The Vanishing are Goth, but not the kind of Goth that perches you over the sink in a candlelit bathroom with a razor blade against your wrist. They're more like Goth that makes you put on three extra coats of eyeliner and your pointiest dancing shoes. Songs for Psychotic Children sounds like Joy Division with the Cure's guitar player on bass and Lydia Lunch or Nina Hagen singing—with unbelievably dance-y beats flush against flanged bass and panicked little-girl-trapped-in-a-woman's-body (or vice-versa?) vocals—but also remembers the bands the various members have laid to rest, such as the Subtonix, the Knives and the (not-quite-dead) Lies. Call it post-Goth or call it New Darkwave, but the Vanishing have tapped into everything that made their influences great and come up with something wholly original.

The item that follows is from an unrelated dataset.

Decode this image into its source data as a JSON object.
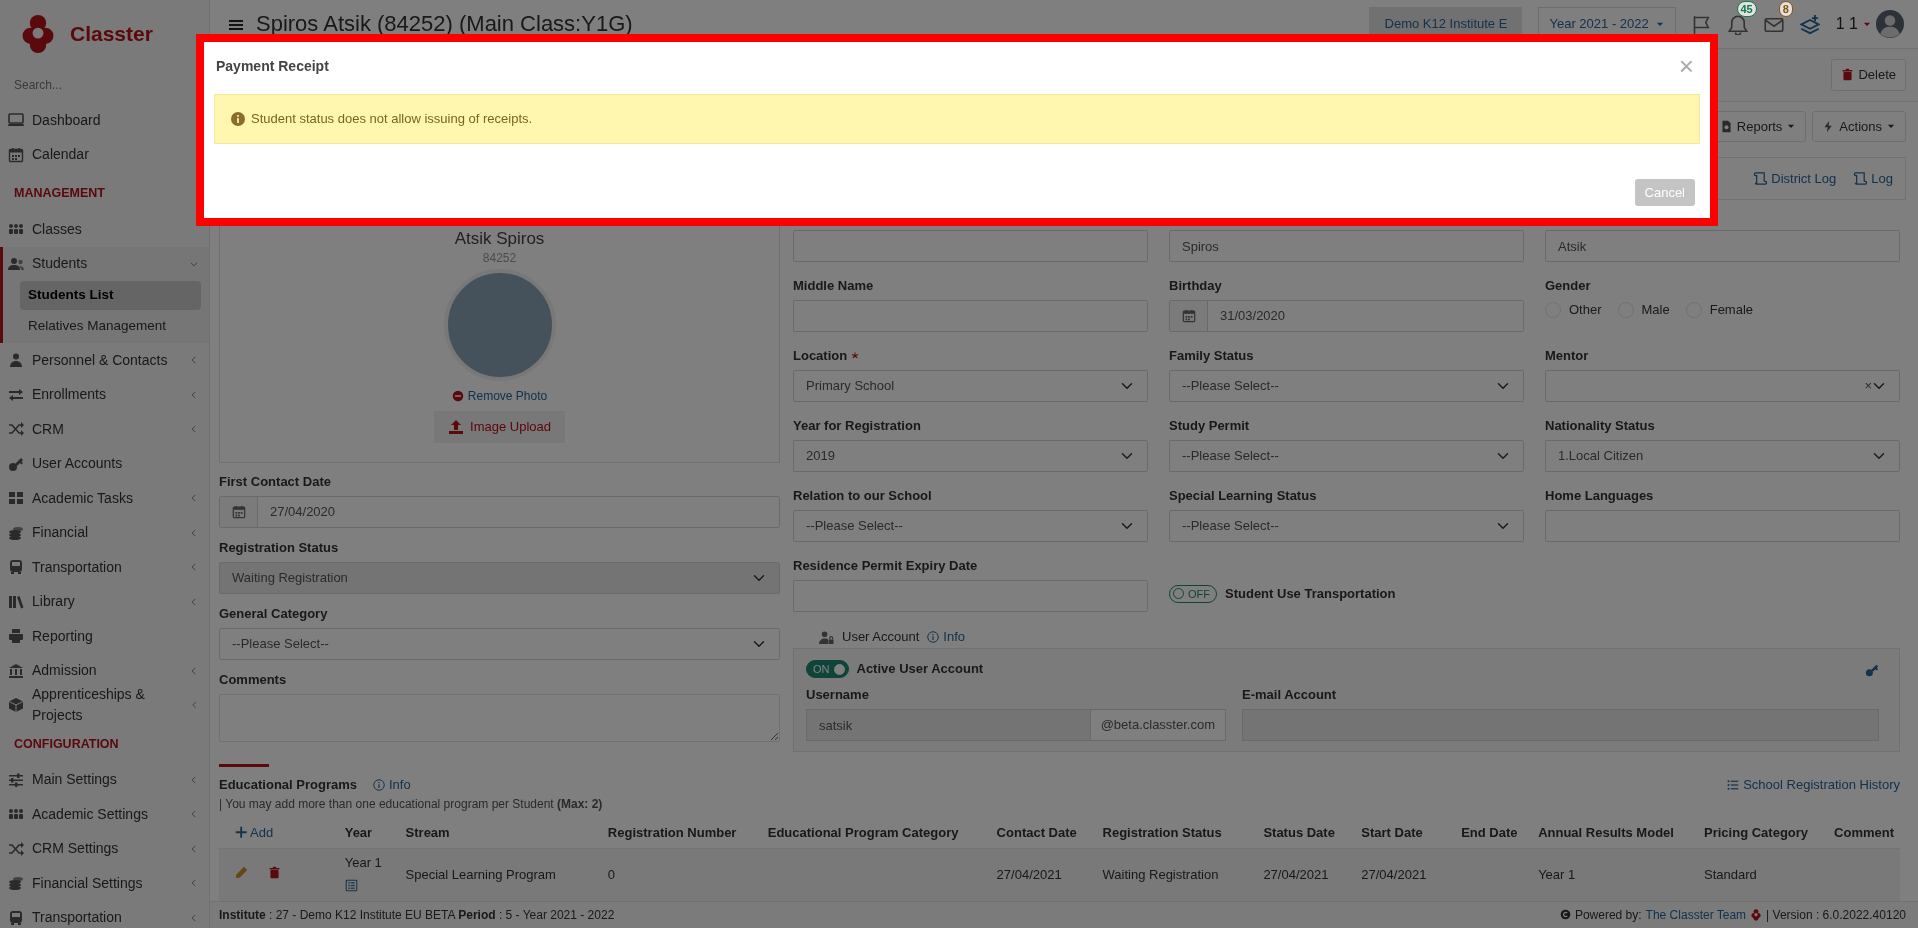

After all, this is a punk-punk band whose black-clad, mop-topped drummer occasionally answers to the name Muffin and whose Clara Bow-meets-bride-of-Frankenstein singer/bassist Jessie is more likely to get in a grass fight at the cemetery than weep on someone's grave. With Jessie's vocals—are we hearing an exorcism or a murder here?—backed by dearly departed (no, silly, she just left the band!) Sadie Shaw's creative keyboard counterbalance and the drummer invoking whatever disco-drum demon he prays to, Songs for Psychotic Children is playfully dramatic, but never at the expense of the beat.